El 22 de febrero, Hungría anunció que detendría resueltamente la aprobación del último paquete de sanciones de la Unión Europea (UE) contra Rusia. Esta dura decisión fue tomada por el Ministro de Relaciones Exteriores, Péter Szijjártó, inmediatamente después de la reunión de emergencia del Consejo de Seguridad Energética celebrada el fin de semana pasado.
Funcionarios de Budapest declararon que continuarán negando los esfuerzos de embargo del bloque hasta que Kiev acepte reparar el gasoducto Druzhba dañado por el fuego ruso y restablecer el flujo de petróleo crudo a su territorio. Se espera que el paquete de sanciones número 20 que Hungría no apoya se discuta en la reunión de ministros de Asuntos Exteriores de la UE el 23 de febrero.
En la reunión, el Consejo de Seguridad Energética también consideró el tema de las exportaciones de electricidad a Ucrania, que representa casi la mitad de las importaciones totales de electricidad de Kiev. El ministro de Relaciones Exteriores, Szijjártó, señaló que es necesario actuar con cautela porque los cortes de energía repentinos afectarán directamente a la comunidad civil en la región de Transcarpacia.
Sin embargo, el primer ministro húngaro, Viktor Orbán, afirmó que no restablecerá el suministro de combustible diésel que fue suspendido la semana pasada. Al mismo tiempo, Budapest continuará bloqueando el paquete de préstamos de 90 mil millones de euros que la UE ha decidido asignar a Kiev.
De acuerdo con esta medida, el primer ministro eslovaco Robert Fico también emitió una dura advertencia. Declaró que si el suministro de petróleo no se reanudaba antes del 23 de febrero, Bratislava ordenaría a la Corporación Eléctrica Nacional (SEPS) que detuviera urgentemente el suministro de electricidad a Ucrania.
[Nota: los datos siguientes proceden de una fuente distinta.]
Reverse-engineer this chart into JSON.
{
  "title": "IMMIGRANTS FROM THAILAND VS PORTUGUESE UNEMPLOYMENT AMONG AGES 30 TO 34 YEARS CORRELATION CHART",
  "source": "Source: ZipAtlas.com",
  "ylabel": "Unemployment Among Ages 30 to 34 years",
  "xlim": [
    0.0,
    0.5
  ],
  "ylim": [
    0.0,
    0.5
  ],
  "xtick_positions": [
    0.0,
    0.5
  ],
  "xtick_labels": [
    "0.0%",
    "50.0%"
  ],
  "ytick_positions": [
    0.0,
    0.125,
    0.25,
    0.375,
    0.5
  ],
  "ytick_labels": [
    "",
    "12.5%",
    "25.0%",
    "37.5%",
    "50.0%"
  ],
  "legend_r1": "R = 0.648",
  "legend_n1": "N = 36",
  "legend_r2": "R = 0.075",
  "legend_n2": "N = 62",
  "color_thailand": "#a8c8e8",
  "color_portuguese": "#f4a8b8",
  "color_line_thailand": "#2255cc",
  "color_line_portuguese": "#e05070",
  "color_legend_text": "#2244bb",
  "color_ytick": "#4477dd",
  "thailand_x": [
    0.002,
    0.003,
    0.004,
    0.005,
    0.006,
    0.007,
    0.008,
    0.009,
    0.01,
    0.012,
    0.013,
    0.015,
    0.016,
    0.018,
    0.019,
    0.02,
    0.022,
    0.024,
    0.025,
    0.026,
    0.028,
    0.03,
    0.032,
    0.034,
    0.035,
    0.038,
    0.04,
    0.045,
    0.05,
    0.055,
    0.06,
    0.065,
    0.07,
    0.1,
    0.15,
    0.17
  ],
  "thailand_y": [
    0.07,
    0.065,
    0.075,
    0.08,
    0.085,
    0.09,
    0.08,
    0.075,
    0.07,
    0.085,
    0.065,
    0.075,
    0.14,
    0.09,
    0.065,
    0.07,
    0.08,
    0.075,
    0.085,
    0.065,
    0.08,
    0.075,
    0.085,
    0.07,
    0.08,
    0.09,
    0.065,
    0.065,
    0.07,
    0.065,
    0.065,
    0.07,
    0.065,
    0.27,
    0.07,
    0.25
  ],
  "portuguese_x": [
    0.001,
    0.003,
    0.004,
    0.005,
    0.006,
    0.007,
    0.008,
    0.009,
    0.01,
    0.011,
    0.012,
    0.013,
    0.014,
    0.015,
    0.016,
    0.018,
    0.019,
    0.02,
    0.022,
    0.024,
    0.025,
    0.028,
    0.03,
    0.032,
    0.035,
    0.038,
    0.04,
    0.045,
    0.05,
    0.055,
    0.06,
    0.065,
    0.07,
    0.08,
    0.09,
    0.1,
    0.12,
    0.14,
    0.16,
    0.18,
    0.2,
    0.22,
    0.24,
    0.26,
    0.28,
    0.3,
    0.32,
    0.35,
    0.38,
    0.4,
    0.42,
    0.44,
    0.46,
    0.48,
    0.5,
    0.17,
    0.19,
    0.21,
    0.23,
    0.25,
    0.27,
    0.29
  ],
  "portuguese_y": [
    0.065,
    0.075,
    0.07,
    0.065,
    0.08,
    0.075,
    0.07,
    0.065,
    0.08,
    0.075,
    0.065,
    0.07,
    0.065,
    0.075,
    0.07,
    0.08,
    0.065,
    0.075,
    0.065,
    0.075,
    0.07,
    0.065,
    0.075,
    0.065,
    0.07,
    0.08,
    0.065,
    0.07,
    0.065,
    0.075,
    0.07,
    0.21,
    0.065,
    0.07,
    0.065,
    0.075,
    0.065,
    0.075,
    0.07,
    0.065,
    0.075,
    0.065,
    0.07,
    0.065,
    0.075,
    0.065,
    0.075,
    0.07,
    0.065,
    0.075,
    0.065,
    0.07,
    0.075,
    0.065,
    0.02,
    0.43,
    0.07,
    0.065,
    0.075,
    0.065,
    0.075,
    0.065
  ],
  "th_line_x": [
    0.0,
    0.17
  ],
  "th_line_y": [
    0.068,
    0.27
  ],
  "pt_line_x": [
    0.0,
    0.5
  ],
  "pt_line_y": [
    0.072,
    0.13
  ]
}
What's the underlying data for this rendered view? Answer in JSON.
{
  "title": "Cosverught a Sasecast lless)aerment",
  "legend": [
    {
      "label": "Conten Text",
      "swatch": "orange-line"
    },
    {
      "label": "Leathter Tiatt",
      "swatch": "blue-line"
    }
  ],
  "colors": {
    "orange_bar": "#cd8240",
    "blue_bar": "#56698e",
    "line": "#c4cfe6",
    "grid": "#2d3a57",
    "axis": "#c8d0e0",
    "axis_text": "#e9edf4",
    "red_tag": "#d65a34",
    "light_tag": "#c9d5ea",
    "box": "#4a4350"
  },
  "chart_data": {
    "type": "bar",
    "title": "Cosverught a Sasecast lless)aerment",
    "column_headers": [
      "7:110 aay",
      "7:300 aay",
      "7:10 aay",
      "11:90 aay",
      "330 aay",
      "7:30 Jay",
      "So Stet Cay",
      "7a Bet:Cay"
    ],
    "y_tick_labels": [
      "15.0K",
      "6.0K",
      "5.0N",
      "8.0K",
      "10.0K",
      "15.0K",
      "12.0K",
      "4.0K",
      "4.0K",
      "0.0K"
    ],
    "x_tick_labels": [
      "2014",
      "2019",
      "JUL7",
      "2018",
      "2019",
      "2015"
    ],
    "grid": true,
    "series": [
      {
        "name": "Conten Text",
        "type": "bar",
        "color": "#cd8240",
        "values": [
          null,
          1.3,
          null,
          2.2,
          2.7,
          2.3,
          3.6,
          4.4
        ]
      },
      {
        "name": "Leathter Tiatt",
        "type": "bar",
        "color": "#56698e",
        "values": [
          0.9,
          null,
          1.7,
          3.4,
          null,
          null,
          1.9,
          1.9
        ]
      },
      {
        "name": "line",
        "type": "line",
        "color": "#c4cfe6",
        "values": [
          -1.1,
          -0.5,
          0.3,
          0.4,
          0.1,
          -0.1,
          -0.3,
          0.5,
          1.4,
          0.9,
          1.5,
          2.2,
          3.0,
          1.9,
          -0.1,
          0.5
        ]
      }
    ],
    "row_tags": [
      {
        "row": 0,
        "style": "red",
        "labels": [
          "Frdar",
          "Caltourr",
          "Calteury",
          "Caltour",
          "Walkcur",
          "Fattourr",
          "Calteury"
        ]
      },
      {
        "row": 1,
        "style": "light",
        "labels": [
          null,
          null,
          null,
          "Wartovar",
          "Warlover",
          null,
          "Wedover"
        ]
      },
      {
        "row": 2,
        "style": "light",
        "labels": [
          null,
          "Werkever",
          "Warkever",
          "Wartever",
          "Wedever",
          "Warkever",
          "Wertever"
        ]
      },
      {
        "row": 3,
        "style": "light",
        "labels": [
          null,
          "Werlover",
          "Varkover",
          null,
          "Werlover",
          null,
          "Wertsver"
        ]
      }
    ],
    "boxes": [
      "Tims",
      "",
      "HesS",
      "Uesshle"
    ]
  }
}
En respuesta a la intensa presión, el Ministerio de Relaciones Exteriores de Ucrania condenó enérgicamente los ultimátums de los gobiernos de Eslovaquia y Hungría. Kiev afirmó que el estancamiento del flujo de energía desde finales de enero es una consecuencia de fuerza mayor después de que un dron ruso atacara directamente el gasoducto Druzhba.
El Ministerio de Relaciones Exteriores de Ucrania criticó la acción de amenazar con cortar la electricidad de los dos países vecinos en medio de que la infraestructura energética del país está siendo devastada por Moscú en un invierno severo como "irresponsable, provocadora y amenazante para la seguridad energética de toda la región".
Si bien la mayoría de los países europeos han reducido significativamente o terminado por completo las importaciones de energía de Rusia desde febrero de 2022, Hungría y Eslovaquia aún mantienen enormes suministros de Rusia gracias al régimen de inmunidad temporal de la UE. El primer ministro Orbán ha argumentado repetidamente que los combustibles fósiles rusos son un factor de supervivencia, y la repentina transición del suministro empujará a la economía de este país a un escenario de colapso inmediato.